Sacude la cabeza y está de nuevo en su casa, en el cuarto de servicio. Deja caer con fuerza el puño sobre el escritorio. El aparato salta sobre la bandeja plástica, una tasa rueda y Marcos la ataja antes de que caiga. Algo de café se vuelca sobre una hoja y el marrón oscuro devora números inútiles.
—¿Pasó algo? —llega desde lejos la voz de Laura. La mano le cosquillea donde dio el golpe. Calla.
—Marcos, ¿estás bien?— insiste ella.
—Si, no pasó nada —dice Marcos finalmente—. “No pasa nada”, reflexiona.

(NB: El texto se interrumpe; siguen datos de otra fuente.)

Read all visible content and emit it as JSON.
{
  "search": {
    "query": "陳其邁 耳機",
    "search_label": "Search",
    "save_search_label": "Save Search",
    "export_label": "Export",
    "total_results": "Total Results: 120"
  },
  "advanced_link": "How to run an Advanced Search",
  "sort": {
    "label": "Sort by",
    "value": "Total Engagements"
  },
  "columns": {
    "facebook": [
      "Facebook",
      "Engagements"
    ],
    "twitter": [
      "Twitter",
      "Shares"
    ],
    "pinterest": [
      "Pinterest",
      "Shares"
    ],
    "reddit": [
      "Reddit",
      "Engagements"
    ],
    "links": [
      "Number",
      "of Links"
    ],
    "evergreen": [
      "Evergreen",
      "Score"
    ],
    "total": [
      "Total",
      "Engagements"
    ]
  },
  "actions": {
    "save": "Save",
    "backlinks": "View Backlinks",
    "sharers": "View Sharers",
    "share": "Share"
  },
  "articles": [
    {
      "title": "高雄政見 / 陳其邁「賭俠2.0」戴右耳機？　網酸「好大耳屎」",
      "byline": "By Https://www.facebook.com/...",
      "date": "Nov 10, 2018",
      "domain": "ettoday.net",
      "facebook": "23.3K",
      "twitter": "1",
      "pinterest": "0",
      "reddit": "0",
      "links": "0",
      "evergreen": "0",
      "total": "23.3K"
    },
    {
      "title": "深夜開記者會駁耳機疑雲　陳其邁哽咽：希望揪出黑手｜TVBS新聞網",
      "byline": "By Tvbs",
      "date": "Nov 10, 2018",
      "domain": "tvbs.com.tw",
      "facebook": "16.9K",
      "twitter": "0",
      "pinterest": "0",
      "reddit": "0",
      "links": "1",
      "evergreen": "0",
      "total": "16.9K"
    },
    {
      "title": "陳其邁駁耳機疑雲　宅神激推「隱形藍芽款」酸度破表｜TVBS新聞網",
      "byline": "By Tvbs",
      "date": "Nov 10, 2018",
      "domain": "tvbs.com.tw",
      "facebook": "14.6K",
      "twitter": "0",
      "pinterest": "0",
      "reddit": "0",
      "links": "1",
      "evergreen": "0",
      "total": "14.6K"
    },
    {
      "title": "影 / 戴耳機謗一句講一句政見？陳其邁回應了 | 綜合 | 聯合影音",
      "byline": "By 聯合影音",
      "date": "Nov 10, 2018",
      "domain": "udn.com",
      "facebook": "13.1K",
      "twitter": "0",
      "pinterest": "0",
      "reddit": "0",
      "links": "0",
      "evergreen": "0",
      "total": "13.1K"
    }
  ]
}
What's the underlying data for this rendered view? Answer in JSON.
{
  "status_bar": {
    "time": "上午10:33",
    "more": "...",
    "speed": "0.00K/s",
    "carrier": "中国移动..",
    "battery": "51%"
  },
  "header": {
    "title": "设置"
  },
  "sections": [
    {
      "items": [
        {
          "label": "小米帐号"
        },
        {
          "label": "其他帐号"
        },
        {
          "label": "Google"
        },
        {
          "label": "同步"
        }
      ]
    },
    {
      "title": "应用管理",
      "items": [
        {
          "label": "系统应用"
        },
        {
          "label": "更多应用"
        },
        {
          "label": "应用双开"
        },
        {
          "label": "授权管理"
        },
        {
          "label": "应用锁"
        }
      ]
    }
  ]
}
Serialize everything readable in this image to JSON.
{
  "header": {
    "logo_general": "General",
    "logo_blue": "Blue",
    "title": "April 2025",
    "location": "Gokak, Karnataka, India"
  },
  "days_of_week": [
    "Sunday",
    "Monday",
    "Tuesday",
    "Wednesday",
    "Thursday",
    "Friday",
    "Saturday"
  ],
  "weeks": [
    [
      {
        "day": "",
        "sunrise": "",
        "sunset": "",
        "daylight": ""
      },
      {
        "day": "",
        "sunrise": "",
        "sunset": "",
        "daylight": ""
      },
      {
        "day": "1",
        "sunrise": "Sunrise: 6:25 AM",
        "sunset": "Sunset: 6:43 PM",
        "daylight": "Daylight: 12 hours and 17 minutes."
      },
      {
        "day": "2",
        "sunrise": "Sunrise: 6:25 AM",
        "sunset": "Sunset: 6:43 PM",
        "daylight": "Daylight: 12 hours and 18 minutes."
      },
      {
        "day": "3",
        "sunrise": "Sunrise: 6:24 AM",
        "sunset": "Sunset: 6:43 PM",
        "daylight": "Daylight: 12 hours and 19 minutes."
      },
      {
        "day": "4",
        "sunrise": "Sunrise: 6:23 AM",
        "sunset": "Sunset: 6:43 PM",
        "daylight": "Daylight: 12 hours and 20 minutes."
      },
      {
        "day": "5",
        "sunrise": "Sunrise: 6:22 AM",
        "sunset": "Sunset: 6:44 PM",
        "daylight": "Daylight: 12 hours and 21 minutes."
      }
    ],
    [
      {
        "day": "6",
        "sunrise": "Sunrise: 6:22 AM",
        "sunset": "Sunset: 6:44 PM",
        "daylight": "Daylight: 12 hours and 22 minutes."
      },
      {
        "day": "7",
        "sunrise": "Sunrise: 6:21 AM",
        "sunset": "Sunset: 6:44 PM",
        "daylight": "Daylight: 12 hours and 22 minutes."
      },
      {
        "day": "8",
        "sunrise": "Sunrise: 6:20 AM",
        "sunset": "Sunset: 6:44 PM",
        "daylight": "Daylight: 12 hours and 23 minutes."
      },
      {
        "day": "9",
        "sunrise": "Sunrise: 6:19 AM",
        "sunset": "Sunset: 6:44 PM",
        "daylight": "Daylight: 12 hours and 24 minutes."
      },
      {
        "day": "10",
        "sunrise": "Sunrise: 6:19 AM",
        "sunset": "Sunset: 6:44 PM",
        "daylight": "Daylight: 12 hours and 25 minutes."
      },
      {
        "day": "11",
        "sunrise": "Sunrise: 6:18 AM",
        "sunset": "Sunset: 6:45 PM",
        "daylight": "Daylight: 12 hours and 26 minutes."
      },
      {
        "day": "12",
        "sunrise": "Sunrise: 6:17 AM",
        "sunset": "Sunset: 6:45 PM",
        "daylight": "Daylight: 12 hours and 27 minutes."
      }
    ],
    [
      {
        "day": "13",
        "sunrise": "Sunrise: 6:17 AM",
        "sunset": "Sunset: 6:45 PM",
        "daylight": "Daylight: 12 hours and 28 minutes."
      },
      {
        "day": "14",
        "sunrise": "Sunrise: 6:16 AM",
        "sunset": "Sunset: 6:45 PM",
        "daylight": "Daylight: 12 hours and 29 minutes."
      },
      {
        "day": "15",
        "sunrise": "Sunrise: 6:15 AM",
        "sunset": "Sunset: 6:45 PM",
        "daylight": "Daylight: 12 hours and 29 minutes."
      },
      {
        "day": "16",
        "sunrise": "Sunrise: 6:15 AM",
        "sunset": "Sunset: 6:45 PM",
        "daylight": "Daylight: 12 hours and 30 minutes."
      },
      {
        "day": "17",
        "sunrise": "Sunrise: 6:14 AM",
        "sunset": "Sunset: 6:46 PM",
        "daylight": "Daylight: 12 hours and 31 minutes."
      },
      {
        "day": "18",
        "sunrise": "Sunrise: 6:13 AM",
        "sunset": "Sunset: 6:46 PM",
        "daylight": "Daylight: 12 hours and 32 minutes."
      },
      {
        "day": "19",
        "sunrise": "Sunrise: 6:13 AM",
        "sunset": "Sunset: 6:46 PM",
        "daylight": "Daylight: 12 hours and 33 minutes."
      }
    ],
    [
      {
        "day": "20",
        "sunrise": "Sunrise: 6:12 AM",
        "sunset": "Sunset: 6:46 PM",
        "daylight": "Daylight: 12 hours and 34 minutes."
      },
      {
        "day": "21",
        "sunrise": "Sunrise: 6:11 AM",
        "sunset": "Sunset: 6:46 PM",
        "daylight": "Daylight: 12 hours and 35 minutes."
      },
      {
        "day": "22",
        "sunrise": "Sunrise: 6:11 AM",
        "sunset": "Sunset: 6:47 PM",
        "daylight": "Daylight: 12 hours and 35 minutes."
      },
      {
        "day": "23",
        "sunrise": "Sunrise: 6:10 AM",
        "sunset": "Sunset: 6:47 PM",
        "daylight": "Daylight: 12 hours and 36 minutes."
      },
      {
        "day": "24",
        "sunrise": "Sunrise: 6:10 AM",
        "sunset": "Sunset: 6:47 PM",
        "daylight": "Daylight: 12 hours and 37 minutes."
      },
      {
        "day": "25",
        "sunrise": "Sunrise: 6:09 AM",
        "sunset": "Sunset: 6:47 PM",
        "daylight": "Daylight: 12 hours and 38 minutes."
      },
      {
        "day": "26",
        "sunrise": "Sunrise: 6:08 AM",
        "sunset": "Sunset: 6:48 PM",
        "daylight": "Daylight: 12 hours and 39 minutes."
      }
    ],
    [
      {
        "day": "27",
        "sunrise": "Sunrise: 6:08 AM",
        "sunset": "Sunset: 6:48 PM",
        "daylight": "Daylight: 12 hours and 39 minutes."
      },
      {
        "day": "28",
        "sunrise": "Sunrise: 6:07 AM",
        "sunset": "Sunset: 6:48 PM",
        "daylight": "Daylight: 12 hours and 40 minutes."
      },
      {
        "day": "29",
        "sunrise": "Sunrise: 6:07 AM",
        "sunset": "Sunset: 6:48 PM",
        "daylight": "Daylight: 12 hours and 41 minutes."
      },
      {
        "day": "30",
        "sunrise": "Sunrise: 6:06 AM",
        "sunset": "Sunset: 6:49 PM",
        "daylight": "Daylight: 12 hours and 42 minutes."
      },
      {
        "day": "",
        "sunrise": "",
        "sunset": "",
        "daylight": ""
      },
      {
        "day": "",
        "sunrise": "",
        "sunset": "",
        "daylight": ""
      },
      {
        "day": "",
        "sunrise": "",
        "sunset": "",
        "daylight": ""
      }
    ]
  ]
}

Laura aparece de pronto en la puerta del cuarto. Marcos, embobado en sus pensamientos, se sobresalta al verla llegar.
—¿No vas a la universidad?
—Si, en un rato —responde él apenas se recompone—. Avisé que llegaría más tarde. Quiero dedicarle algo de tiempo a unas anotaciones.
—Bueno, pero recordá afeitarte, y ponéte el traje lindo que hoy te van a dar el premio. Yo salgo un rato antes del estudio, te veré allá.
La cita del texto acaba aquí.